Antimalarial drugs like chloroquine, quinine, mefloquine and halofantrine can cause various symptoms like dizziness, vertigo, tinnitus, restlessness, hallucinations, confusion, delirium or even frank psychosis, convulsions etc. Quinine can induce hypoglycemic coma. Artemisinin derivatives are known to cause brain stem dysfunction in animal studies. These factors should always be kept in mind while managing cases of malaria.

Nervous system gets involved predominantly in P. falciparum malaria and only very rarely in the other forms. Decreased deformability, increased cytoadherence and rosetting of red cells, occlusion of the microcirculation by the red cell rosettes and their thrombosis- all these result in cerebral anoxia, development of malaria granulomas and punctate haemorrhages leading to malarial encephalitis and meningoencephalitis. At autopsy, the brain is found to be oedematous; small blood vessels are congested with parasitized red cells; the surface of the brain appears leaden or plum coloured while the cut surface has a slatey-grey hue. Up to 70% of the red cells in the brain may be found to be parasitised, and many mature forms of the parasite including schizonts could be seen.

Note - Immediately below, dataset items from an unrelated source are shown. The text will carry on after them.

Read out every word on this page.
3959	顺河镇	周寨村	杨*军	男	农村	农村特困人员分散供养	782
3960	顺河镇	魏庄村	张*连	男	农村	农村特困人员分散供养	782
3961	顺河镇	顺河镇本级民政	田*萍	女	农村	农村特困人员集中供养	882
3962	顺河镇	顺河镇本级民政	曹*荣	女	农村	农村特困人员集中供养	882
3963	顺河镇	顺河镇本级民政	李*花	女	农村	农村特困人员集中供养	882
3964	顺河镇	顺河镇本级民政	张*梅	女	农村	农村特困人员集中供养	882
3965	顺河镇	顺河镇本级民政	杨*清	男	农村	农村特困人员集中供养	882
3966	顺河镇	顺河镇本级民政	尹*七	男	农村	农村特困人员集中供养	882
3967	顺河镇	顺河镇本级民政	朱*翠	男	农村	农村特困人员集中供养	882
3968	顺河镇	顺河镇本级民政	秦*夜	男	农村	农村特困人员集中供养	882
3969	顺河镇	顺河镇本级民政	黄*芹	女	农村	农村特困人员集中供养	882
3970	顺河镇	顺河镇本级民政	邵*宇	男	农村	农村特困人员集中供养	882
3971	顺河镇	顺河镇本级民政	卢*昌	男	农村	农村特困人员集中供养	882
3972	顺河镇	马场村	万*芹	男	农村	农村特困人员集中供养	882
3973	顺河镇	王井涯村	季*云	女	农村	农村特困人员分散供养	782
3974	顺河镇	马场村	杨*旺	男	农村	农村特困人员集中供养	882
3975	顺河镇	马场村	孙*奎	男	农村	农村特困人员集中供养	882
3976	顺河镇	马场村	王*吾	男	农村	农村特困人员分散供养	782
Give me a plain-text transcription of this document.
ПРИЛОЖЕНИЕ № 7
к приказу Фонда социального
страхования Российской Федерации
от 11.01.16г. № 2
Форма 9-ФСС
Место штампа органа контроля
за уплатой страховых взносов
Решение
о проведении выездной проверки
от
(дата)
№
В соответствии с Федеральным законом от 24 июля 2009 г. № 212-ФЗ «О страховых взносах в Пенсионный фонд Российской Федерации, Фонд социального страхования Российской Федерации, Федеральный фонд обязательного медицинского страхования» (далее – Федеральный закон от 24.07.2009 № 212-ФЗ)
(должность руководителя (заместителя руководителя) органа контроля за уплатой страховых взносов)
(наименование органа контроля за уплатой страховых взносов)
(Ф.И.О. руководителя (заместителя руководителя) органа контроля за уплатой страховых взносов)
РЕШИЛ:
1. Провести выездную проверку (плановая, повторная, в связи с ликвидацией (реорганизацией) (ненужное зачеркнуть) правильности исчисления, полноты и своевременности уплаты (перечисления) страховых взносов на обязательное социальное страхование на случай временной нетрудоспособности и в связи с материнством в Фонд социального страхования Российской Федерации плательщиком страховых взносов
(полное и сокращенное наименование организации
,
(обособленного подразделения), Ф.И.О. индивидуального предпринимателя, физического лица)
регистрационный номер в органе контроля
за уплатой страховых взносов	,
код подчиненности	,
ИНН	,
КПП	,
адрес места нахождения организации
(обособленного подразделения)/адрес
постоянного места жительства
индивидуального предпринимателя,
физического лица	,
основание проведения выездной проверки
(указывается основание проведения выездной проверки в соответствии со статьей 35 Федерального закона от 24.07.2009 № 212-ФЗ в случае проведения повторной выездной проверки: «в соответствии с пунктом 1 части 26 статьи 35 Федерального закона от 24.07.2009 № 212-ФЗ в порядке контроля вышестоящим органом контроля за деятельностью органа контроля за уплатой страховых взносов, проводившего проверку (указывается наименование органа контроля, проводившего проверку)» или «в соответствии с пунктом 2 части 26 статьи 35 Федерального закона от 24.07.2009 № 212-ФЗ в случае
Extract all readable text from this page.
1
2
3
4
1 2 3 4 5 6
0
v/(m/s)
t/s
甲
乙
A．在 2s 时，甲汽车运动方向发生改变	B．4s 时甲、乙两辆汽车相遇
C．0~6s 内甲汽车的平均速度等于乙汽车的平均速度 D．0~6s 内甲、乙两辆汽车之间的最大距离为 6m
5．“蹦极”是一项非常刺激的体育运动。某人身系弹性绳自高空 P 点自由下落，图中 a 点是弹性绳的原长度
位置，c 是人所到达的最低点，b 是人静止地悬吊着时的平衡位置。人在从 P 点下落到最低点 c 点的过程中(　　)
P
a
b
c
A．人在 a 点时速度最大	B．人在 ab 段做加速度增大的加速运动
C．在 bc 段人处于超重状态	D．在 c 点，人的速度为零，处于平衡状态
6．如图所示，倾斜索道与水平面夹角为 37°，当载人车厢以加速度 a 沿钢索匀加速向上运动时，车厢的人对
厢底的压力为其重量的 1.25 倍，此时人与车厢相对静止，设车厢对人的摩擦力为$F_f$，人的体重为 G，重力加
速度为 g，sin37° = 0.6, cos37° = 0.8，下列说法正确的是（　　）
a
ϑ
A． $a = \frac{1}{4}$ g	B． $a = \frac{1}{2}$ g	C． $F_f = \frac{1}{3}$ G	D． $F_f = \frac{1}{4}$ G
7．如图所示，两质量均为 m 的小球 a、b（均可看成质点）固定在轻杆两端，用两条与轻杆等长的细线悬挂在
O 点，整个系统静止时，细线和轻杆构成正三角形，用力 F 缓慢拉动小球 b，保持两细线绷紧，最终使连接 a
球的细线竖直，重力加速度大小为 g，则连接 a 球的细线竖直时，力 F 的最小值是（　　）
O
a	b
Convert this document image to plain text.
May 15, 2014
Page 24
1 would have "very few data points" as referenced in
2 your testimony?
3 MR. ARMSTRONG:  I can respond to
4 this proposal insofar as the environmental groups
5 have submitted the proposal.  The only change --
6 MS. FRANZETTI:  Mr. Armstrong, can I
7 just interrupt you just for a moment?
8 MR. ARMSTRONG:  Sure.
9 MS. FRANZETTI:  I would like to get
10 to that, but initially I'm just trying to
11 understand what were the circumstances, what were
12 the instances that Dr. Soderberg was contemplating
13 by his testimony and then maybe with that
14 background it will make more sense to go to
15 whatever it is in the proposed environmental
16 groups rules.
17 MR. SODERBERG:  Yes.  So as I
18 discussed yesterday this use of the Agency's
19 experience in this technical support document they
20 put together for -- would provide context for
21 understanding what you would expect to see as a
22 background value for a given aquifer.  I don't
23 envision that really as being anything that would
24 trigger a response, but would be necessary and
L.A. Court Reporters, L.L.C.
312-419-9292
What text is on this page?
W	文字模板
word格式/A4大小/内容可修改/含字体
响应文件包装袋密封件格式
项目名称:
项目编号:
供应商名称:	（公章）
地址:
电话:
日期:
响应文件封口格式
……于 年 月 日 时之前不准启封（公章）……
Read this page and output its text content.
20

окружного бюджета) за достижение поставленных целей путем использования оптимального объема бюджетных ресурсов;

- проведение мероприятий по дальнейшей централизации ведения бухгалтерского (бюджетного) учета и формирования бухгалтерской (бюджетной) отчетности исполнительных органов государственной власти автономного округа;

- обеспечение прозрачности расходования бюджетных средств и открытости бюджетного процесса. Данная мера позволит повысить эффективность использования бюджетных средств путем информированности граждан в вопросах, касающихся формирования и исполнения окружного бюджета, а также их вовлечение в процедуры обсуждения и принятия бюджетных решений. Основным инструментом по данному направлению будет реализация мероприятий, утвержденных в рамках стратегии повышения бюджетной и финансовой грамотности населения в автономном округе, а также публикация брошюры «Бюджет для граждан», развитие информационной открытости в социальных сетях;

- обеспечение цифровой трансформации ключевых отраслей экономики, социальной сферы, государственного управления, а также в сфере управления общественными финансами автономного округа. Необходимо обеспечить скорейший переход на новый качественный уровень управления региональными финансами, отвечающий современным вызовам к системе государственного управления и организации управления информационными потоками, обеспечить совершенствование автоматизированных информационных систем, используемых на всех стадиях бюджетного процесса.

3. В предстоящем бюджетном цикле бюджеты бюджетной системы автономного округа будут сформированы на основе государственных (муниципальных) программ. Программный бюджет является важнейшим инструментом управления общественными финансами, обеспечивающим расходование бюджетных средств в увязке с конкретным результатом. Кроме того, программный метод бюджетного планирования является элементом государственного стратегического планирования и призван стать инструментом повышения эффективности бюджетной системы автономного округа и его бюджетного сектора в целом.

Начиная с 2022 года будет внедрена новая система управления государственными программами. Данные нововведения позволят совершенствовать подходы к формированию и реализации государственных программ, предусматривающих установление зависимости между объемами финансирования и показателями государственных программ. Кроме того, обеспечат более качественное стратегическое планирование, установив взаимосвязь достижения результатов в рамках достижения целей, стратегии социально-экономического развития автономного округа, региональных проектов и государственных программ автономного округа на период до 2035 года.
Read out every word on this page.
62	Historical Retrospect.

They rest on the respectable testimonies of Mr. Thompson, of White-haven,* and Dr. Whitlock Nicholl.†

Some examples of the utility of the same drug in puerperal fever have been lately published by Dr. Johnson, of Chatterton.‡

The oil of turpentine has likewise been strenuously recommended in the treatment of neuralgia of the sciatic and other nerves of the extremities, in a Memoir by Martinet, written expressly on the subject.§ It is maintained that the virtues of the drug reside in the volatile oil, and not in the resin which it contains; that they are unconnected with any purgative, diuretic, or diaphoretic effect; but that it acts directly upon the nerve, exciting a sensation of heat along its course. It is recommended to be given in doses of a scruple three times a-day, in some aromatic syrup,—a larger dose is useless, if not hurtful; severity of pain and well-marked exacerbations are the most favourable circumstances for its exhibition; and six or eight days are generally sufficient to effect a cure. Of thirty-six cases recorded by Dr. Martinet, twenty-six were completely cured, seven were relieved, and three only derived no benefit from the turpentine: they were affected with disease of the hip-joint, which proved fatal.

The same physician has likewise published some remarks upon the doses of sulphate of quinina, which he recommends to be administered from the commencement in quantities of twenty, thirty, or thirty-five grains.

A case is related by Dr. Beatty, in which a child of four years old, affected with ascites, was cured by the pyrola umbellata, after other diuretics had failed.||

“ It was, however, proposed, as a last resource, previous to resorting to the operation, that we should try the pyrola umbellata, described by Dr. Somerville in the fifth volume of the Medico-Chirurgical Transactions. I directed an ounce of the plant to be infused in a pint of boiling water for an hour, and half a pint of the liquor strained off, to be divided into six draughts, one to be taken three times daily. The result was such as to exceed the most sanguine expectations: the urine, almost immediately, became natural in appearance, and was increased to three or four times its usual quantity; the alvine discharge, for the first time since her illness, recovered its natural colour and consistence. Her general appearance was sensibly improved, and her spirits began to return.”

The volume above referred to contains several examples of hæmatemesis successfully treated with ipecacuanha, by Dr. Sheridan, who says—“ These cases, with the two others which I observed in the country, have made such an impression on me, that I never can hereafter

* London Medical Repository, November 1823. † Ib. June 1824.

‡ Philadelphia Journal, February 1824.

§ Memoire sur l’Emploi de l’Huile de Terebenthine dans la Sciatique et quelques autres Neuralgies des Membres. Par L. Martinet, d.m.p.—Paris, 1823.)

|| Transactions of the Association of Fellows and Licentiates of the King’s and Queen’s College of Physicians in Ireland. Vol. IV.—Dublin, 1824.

In larger vessels, the parasites form a layer along the endothelium, called as 'margination'. The vascular endothelium shows pseudopodial projections, which may be in close apposition to the 'knobs' on the surface of the parasitized red cells. Numerous petechial haemorrhages are found in the white matter, proximal to the occlusive plugs in the end arterioles. Dürck's granulomata, small collections of microglial cells surrounding an area of demyelination may be seen at the site of these haemorrhages.